The group found an initial client in Packard Health -- a community health center serving families in Washtenaw County. Since then, the Med E.C.G. team has more than tripled in size and has completed a variety of projects, from helping a health collaborative set up best practices and implement measurement tools to reduce the impact of diabetes in the local community to providing research and recommendations to a federally-qualified health center considering a move to value-based contracting.
On average, projects take approximately three months to complete and, on any given week, team members can expect to spend two to four hours working on deliverables. However, David and Taylor have found they spend a considerable amount of additional time committed to managing the growing group -- occupied with tasks such as applying for grants, helping sponsor medical school events, and writing a research paper about Med E.C.G.
Now in their second year of medical school and starting their heavy clinical rotations, David and Taylor will temporarily hand over the leadership responsibilities to their older co-founders, Matt and Paige, but the long-term future of Med E.C.G is already being considered by its founders.
"It's important to me that we to start finding people in the classes below us who not only understand and care about the mission of this group, but who are also willing to take over the reins and move things forward after we're gone," says Portney. "Medicine is changing rapidly, and I have no idea how it will look in 15 years, but I do think it will be important that physicians with a clinical background have a seat at the table when higher-level problems are being discussed and decisions are being made.
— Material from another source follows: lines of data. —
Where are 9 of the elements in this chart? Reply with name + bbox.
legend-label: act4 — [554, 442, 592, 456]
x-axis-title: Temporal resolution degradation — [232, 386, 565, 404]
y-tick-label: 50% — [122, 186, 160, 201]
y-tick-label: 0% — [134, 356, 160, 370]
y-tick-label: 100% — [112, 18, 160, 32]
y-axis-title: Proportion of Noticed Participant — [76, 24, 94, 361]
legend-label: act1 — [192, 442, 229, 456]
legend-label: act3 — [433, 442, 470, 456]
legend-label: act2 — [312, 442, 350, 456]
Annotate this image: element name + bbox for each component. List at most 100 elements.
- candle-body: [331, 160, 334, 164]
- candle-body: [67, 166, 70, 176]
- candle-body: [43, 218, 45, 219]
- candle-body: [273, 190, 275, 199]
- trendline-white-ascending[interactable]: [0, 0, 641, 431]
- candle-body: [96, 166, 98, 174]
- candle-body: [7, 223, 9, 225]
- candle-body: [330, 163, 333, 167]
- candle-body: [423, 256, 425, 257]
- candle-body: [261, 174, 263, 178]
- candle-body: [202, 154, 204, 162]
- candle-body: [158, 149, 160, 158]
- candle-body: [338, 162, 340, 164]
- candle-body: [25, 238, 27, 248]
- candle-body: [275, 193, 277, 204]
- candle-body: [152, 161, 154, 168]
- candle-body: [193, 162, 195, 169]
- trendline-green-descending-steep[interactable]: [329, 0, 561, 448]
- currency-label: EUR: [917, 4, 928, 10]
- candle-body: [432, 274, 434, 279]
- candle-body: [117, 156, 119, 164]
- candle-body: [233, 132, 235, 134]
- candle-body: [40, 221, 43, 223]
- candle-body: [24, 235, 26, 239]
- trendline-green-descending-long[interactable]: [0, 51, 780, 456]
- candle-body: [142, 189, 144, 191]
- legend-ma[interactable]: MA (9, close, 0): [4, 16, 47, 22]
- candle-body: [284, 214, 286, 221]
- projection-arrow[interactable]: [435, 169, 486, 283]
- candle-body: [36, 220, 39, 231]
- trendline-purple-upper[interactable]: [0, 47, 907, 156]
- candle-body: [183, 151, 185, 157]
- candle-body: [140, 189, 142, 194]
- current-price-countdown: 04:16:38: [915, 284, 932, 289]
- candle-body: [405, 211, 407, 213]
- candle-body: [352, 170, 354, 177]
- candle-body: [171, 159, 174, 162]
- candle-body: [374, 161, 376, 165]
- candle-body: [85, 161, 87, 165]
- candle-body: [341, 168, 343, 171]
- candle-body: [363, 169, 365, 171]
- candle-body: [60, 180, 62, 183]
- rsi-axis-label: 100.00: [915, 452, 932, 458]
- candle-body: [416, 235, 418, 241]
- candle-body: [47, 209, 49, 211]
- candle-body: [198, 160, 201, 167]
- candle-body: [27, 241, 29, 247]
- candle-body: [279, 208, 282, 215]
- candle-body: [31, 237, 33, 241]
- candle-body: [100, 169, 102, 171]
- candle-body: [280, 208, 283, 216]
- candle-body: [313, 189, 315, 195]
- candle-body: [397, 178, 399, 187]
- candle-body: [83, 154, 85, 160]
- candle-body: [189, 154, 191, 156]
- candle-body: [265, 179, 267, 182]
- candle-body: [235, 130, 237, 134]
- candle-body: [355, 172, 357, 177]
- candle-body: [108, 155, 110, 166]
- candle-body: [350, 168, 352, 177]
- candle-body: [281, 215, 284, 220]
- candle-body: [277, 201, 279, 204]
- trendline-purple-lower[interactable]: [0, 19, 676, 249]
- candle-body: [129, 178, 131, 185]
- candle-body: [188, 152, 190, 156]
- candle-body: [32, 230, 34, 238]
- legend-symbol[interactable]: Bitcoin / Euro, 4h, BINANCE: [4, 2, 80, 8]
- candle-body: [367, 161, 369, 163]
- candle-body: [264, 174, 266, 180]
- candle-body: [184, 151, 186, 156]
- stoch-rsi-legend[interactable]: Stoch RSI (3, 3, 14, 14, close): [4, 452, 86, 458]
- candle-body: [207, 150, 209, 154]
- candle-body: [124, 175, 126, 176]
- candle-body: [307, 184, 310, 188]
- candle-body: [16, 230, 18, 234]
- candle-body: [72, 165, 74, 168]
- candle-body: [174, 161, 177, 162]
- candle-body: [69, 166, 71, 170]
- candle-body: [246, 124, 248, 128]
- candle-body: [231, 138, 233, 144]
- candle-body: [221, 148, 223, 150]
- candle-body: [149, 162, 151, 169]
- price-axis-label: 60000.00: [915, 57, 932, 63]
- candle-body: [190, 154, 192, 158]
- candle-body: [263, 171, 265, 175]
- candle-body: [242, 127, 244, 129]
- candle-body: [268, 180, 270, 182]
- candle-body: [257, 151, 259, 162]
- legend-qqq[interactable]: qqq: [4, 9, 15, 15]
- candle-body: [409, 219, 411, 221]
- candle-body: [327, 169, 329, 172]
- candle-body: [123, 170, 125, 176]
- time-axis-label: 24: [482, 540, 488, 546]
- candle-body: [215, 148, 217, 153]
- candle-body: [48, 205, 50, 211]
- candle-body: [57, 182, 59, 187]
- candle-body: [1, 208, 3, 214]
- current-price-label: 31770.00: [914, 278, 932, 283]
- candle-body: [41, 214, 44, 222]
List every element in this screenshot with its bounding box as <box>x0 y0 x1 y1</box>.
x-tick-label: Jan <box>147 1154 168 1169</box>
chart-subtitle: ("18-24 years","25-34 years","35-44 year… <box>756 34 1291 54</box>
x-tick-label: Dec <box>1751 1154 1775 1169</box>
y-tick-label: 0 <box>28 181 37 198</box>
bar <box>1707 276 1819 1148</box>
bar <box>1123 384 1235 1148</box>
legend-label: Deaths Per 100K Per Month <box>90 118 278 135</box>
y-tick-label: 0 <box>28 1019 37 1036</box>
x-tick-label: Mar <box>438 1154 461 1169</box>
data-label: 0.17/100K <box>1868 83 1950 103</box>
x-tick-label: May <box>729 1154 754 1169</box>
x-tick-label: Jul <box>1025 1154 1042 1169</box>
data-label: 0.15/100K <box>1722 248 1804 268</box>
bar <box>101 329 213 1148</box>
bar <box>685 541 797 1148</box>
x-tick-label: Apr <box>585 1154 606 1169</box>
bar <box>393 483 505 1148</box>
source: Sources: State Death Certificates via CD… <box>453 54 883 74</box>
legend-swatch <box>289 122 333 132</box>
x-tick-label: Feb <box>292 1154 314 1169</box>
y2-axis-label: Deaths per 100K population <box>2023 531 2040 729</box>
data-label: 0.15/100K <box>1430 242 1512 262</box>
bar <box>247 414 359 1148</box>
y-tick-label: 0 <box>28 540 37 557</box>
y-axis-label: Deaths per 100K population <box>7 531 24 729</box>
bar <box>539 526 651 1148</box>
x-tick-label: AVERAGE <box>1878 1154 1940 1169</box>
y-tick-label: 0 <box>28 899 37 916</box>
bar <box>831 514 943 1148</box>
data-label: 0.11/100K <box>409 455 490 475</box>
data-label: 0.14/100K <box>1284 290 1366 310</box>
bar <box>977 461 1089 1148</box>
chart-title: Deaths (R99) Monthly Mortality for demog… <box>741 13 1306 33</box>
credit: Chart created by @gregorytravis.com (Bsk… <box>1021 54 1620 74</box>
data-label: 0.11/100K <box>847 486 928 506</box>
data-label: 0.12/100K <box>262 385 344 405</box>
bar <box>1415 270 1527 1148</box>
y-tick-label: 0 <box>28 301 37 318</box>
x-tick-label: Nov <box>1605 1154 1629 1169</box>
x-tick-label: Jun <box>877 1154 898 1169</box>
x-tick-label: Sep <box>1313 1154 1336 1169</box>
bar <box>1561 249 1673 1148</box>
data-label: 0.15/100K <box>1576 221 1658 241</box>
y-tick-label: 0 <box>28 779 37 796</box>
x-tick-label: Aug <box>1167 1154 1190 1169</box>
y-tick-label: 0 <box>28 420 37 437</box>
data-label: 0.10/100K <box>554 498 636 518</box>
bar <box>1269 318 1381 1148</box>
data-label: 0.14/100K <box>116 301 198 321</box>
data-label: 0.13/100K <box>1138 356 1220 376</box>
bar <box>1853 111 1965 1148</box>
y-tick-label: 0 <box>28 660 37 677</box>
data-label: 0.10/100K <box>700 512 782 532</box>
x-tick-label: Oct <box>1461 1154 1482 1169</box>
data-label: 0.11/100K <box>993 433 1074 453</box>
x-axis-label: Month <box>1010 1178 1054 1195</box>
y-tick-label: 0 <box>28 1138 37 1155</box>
I think Med E.C.G is preparing all of us to potentially one day take a seat at that table, and I think it's critical we try to preserve that opportunity for the students that come after us."
And just as important as playing a role in impacting the future leaders of medicine, Med E.C.G.'s founders want to see that their organization continues to be a source of good work in the community.
"As a medical student, sometimes you feel like you're just taking and taking -- absorbing knowledge, information and idea -- and sometimes I think it can feel like you don't have that many skills to give," says Standiford. "Med E.C.G. has proved to be an opportunity to take an already existing skillset and apply it in a way that produces some good in the community. It feels great to actually be contributing in that way, and I hope Med E.C.G. can continue to provide that sort of value long after David and I are gone."